I would have agreed with everything she said about him after he left just as I did before he died. My mother got me so angry with my father when I was about eleven, I told him I hated him once.
He said, “Really? Do you really hate me?” And I fell into his arms sobbing, because I didn’t, but I didn’t want to betray my mother. And I felt like she wanted me to say it.
So, I get it, I do.
But, get this, as I do:
We are not supposed to remain children.
Our job on this planet is to grow up.
Say my father had lived, and say he really did leave my mother. Really: Just imagine that.
If I had lived my whole life saying that same thing: “I hate you!” Because you were supposed to make Mom happy.
What would I really be saying to my father?
What I would really be saying to my father is this:
I do not care what you are going through. I do not care how this person treats you. I do not care that you never have and never will have a normal marriage, a normal relationship, a normal healthy love with a woman. I do not care that you are stuck in this hellhole for the rest of your life, that you met someone who could really make you happy and you had to suffer the pain of never seeing her again so you could stay and caretake this screaming baby of a crazy person.
I need you to live your entire life that way — I want you to sacrifice your entire life — TO MAKE ME HAPPY.
That’s what that behavior on my part would be saying to my father.
If you can expect that of anyone — anyone — can you truly say that you love that person??
Oh, sure, you might love them with the despairing neediness of a tiny child, a child who needs that parent because the child cannot do anything for itself and needs the parent to take care of it or it might die.

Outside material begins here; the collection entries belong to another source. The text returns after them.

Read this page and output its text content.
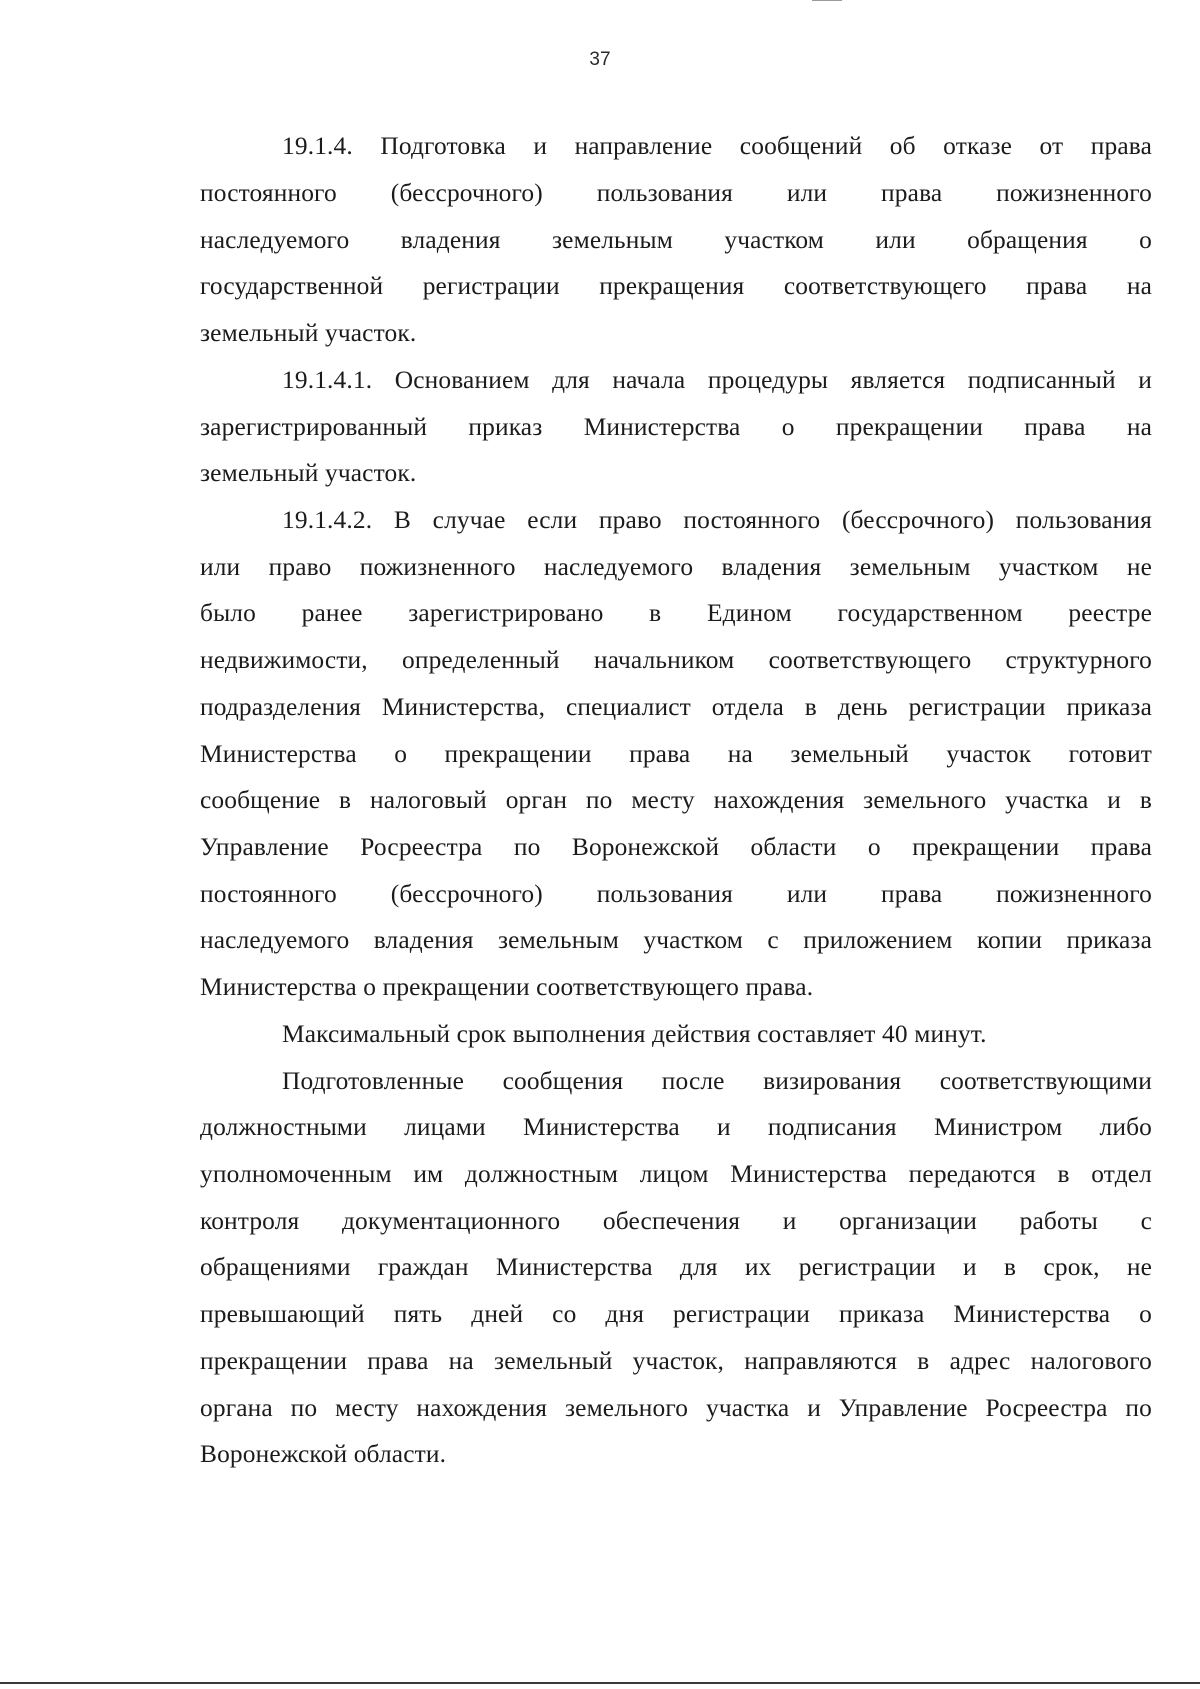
37
19.1.4. Подготовка и направление сообщений об отказе от права
постоянного (бессрочного) пользования или права пожизненного
наследуемого владения земельным участком или обращения о
государственной регистрации прекращения соответствующего права на
земельный участок.
19.1.4.1. Основанием для начала процедуры является подписанный и
зарегистрированный приказ Министерства о прекращении права на
земельный участок.
19.1.4.2. В случае если право постоянного (бессрочного) пользования
или право пожизненного наследуемого владения земельным участком не
было ранее зарегистрировано в Едином государственном реестре
недвижимости, определенный начальником соответствующего структурного
подразделения Министерства, специалист отдела в день регистрации приказа
Министерства о прекращении права на земельный участок готовит
сообщение в налоговый орган по месту нахождения земельного участка и в
Управление Росреестра по Воронежской области о прекращении права
постоянного (бессрочного) пользования или права пожизненного
наследуемого владения земельным участком с приложением копии приказа
Министерства о прекращении соответствующего права.
Максимальный срок выполнения действия составляет 40 минут.
Подготовленные сообщения после визирования соответствующими
должностными лицами Министерства и подписания Министром либо
уполномоченным им должностным лицом Министерства передаются в отдел
контроля документационного обеспечения и организации работы с
обращениями граждан Министерства для их регистрации и в срок, не
превышающий пять дней со дня регистрации приказа Министерства о
прекращении права на земельный участок, направляются в адрес налогового
органа по месту нахождения земельного участка и Управление Росреестра по
Воронежской области.
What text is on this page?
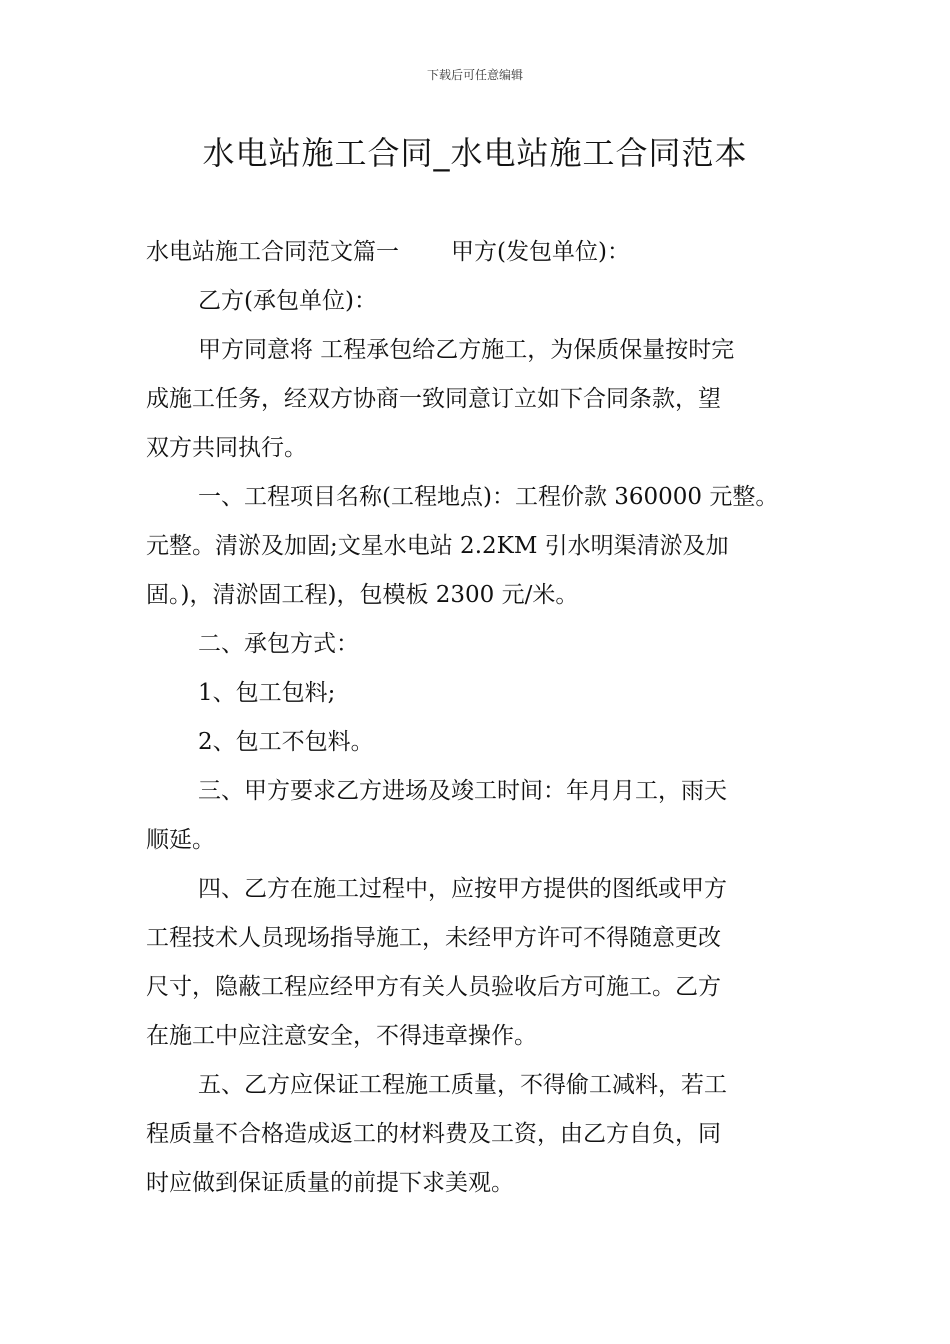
下载后可任意编辑
水电站施工合同_水电站施工合同范本

水电站施工合同范文篇一 甲方(发包单位)：

乙方(承包单位)：

甲方同意将 工程承包给乙方施工，为保质保量按时完
成施工任务，经双方协商一致同意订立如下合同条款，望
双方共同执行。

一、工程项目名称(工程地点)：工程价款 360000 元整。
元整。清淤及加固;文星水电站 2.2KM 引水明渠清淤及加
固。)，清淤固工程)，包模板 2300 元/米。

二、承包方式：

1、包工包料;

2、包工不包料。

三、甲方要求乙方进场及竣工时间：年月月工，雨天
顺延。

四、乙方在施工过程中，应按甲方提供的图纸或甲方
工程技术人员现场指导施工，未经甲方许可不得随意更改
尺寸，隐蔽工程应经甲方有关人员验收后方可施工。乙方
在施工中应注意安全，不得违章操作。

五、乙方应保证工程施工质量，不得偷工减料，若工
程质量不合格造成返工的材料费及工资，由乙方自负，同
时应做到保证质量的前提下求美观。
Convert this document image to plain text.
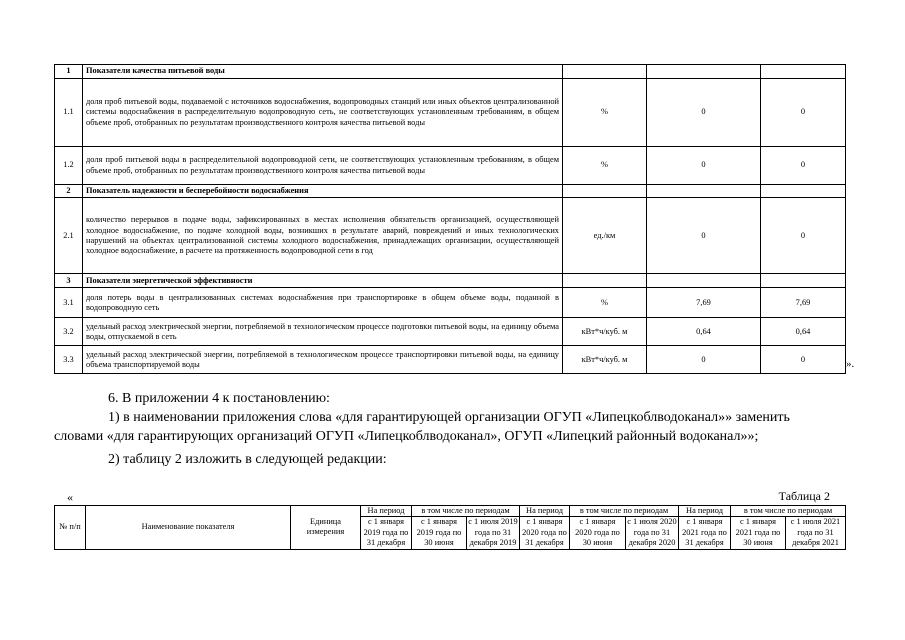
1	Показатели качества питьевой воды			
1.1	доля проб питьевой воды, подаваемой с источников водоснабжения, водопроводных станций или иных объектов централизованной системы водоснабжения в распределительную водопроводную сеть, не соответствующих установленным требованиям, в общем объеме проб, отобранных по результатам производственного контроля качества питьевой воды	%	0	0
1.2	доля проб питьевой воды в распределительной водопроводной сети, не соответствующих установленным требованиям, в общем объеме проб, отобранных по результатам производственного контроля качества питьевой воды	%	0	0
2	Показатель надежности и бесперебойности водоснабжения			
2.1	количество перерывов в подаче воды, зафиксированных в местах исполнения обязательств организацией, осуществляющей холодное водоснабжение, по подаче холодной воды, возникших в результате аварий, повреждений и иных технологических нарушений на объектах централизованной системы холодного водоснабжения, принадлежащих организации, осуществляющей холодное водоснабжение, в расчете на протяженность водопроводной сети в год	ед./км	0	0
3	Показатели энергетической эффективности			
3.1	доля потерь воды в централизованных системах водоснабжения при транспортировке в общем объеме воды, поданной в водопроводную сеть	%	7,69	7,69
3.2	удельный расход электрической энергии, потребляемой в технологическом процессе подготовки питьевой воды, на единицу объема воды, отпускаемой в сеть	кВт*ч/куб. м	0,64	0,64
3.3	удельный расход электрической энергии, потребляемой в технологическом процессе транспортировки питьевой воды, на единицу объема транспортируемой воды	кВт*ч/куб. м	0	0	».

6. В приложении 4 к постановлению:

1) в наименовании приложения слова «для гарантирующей организации ОГУП «Липецкоблводоканал»» заменить

словами «для гарантирующих организаций ОГУП «Липецкоблводоканал», ОГУП «Липецкий районный водоканал»»;

2) таблицу 2 изложить в следующей редакции:

«	Таблица 2
№ п/п	Наименование показателя	Единица измерения	На период	в том числе по периодам		На период	в том числе по периодам		На период	в том числе по периодам	
			с 1 января 2019 года по 31 декабря	с 1 января 2019 года по 30 июня	с 1 июля 2019 года по 31 декабря 2019	с 1 января 2020 года по 31 декабря	с 1 января 2020 года по 30 июня	с 1 июля 2020 года по 31 декабря 2020	с 1 января 2021 года по 31 декабря	с 1 января 2021 года по 30 июня	с 1 июля 2021 года по 31 декабря 2021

But we don’t remain tiny children who need our parents to take care of us forever.
We are not supposed to need our parents to make us happy forever.
We are supposed to grow up, and assume responsibility for ourselves, and make ourselves happy.
That is what maturity means.
Why must we require a parent, or anyone else we say we love, to make themselves miserable in a marriage, to deny themselves happiness and the sort of normal life we would want for ourselves, for our best friends, for anybody else but our parent — to make us happy?
I don’t want anybody to suffer to make me happy.
Because I know what it is to suffer to make someone else happy. I had to do it for too long at home myself.
Why would I expect my hypothetical living father to stay and make my mother happy, when I could not even do it myself? I’m not kidding, it really was that bad.
Sometimes, folks, it really is that bad.
Sometimes, growing yourself up out of that tender, needy little child who couldn’t survive without his parents, and seeing those parents as people, is the greatest gift you can give both them and yourself.